Wow Place #182: Paley Center for Media, New York City

If you’re a certain age and grew up in the States, you probably (like me) watched a lot of television as a kid. While young people these days have a lot more ways to distract themselves, ie. video games, social media, YouTube and Tiktok, for my generation – the late Boomers — TV was THE form of entertainment. I watched the Saturday morning cartoons. I watched old reruns in the afternoon. And in the evening, I joined my parents in the family room to watch sitcoms and variety shows, with the odd drama (like The Waltons) thrown in. I was so obsessed with television, in fact, that for years, I saved a bunch of TV guides in a drawer of my desk, thinking they might be worth something someday, perhaps as a cultural artifact. Needless to say, I’ve become quite nostalgic about my TV shows. Folks from earlier generations might look back fondly on their first time camping, their first time riding a bike, their first time milking a cow, whatever – but for me, I sometimes find myself wishing I could re-capture the feeling of watching that episode from the 70s when Marcia Brady gets hit in the nose with a football. Or the one where Hawkeye on M*A*S*H manages to pull strings and get his favorite ribs from Chicago delivered to him in Korea. Or that episode when Mary Tyler Moore starts laughing, inappropriately, at the funeral of Chuckles the Clown. These days, you can sleuth out most of this stuff on the internet, but for years, there was only one place to relive your TV past – the Museum of Broadcasting in New York City.

Well, times and places change, but happily some things endure; the Museum of Broadcasting still exists, happily, albeit under a different guise: the Paley Center for Media. As an unrepentant TV lover, I really love this museum! You can attend lectures and panel discussions here. You can watch special movie retrospectives, like the one I enjoyed about Lucille Ball. But best of all, the Paley Center has an extensive TV archive where you can rewatch pretty much anything that has ever aired on the “boob tube.” During my day at the center, I watch 1) Joe Montana’s last-second drive vs. the Bengals in Superbowl XXII (1989), the one where he looked in the stands and observed, deadpan, “Isn’t that John Candy over there?” 2) “The Point,” a beloved animated movie from 1971 narrated by Ringo Starr and Dustin Hoffman, featuring the music of Harry Nilsson 3) An episode of the Carol Burnett Show (1976), where the cast plays up Gone with the Wind and Carol creates a dress out of a drape, curtain rod and all. Best of all, I viewed the amazing 1975 “Chuckles Bites the Dust” episode of the Mary Tyler Moore show, which I would argue is the funniest bit of television hilarity ever to grace the small screen. Google it sometime and prepare to roll on the floor laughing.

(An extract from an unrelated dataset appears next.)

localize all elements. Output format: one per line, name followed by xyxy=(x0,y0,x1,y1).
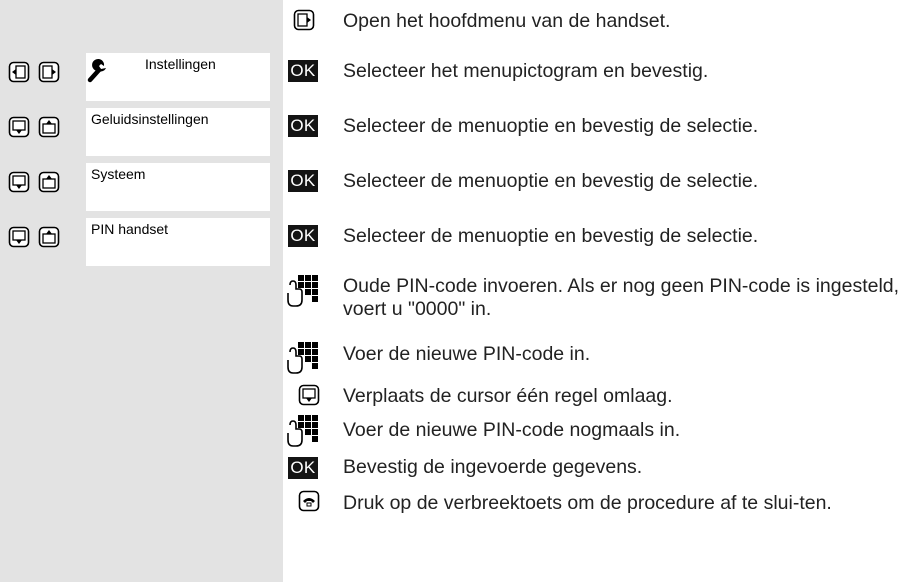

(In 1940, Thomas Wolfe wrote a novel called “You Can’t Go Home Again,” a sentiment I’ve found to be pretty much true. You can rarely if ever go back to a place from your childhood and recapture the same emotions. And how could you, really? You were such a different a person then. But what a delight when you revisit a place (or a relationship) and discover that, although no longer the same wonderful, it’s delicious in a different way. What great taste you had back then! Although I doubt it’s worth chasing nostalgia to recapture something lost, I think it can still be a fun endeavor – if only to measure who you were back then and who you are TODAY.)